I mean - this nurse is supposed to be a whole grown adult, and she STILL a.) worries about the selfsame stupidity a teen would, (which as a teen would have given me hives: Oh, NO, adulthood ISN'T ANY BETTER!?!?!? That's not information you're supposed to get until you're through the magic doorway and can't back out), and second, that her first concern about backless/strapless/spaghetti dresses isn't that those might be a little OTT for dinner at ANYONE'S HOUSE unless they live on the set of Dynasty or something.
I am always a little weirded out that religion does not equal anything actually about, you know, BELIEF? Your point about, "Hey, maybe not stealing is an idea?" is kind of, I don't know A THING, in faith circles, no? In the 80's were we even to the whole Religion Is A Political Maneuver, Apply Here For Inclusion Into Our Right Ideas Denomination yet?
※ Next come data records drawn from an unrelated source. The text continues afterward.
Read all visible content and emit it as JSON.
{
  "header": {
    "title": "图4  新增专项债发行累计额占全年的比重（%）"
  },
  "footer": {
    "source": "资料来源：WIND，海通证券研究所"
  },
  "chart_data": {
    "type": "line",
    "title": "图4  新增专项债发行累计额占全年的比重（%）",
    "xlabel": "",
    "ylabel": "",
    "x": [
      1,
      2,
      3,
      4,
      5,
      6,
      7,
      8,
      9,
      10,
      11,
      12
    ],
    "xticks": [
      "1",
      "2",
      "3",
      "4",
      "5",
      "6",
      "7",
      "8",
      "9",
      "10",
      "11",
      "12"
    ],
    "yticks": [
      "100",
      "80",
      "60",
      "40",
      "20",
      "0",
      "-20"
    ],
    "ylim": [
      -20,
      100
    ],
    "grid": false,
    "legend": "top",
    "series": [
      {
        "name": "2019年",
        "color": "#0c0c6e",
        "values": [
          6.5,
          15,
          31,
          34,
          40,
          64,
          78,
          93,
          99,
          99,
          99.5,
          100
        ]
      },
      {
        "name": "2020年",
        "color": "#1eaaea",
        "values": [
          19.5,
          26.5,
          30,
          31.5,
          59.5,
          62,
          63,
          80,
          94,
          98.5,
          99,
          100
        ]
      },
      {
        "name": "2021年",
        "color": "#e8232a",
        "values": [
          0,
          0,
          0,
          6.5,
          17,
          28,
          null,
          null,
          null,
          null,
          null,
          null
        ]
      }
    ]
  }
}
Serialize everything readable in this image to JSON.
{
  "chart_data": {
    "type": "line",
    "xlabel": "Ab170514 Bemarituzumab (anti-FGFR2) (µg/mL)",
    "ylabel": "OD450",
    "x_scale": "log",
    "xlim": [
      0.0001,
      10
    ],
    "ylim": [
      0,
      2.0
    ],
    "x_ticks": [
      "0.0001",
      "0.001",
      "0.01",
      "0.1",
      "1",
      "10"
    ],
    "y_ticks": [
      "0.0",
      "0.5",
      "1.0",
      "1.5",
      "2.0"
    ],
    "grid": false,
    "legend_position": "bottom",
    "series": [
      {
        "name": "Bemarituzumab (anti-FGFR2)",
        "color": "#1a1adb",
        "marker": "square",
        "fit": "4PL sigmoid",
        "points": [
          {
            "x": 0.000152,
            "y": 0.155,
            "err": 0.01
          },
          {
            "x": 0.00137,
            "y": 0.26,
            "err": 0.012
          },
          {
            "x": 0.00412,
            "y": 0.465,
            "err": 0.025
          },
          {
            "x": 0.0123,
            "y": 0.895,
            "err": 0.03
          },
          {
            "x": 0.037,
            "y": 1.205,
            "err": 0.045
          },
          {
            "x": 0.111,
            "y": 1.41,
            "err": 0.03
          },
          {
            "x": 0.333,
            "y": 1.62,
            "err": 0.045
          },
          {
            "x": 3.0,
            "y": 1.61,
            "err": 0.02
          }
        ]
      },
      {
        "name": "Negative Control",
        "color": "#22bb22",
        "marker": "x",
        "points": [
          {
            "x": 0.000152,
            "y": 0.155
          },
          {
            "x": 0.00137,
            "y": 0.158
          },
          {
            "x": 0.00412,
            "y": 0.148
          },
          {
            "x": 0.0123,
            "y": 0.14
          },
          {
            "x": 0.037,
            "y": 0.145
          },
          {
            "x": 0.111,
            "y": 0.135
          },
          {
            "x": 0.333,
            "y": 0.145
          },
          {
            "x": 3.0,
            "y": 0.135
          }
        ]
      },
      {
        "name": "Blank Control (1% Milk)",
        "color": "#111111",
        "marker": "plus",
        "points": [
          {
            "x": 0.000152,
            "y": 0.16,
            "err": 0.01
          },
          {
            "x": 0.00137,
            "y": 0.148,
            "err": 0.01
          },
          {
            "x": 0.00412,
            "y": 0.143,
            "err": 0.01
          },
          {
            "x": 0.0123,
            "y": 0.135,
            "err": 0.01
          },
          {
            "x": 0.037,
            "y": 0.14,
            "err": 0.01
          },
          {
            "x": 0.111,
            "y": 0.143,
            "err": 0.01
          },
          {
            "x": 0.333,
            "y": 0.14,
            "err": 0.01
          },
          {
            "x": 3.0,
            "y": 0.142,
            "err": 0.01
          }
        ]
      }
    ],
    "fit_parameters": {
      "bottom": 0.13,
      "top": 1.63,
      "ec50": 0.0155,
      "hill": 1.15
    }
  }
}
The idea of a man "looking over" girlfriends has me mentally projectile-ing all of that paragraph. That's so truly gross that I'm too exhausted to do more than heave that NO ONE - not even the woman in question... questioned. Anything. Yes, I, too am overthinking this; we're not here to interrogate broadly accepted religious social mores of the 80's, but literally, DEAR GOD. Also, let's go ahead and say it now, because she's obv going soon:
Bye, Felicia.
Ooo, this is a new twist I was not expecting! The Dress is going to ruin another life. The Dress is going to have a CAREER! Go Cursed Dress go!
And, probably the nurse should take a page from Daphne's playbook and show up in a Shirley Temple dress with a blacked-out front tooth or something. I'm pretty sure Daphne is the role model we all need when the word 'demure' shows up.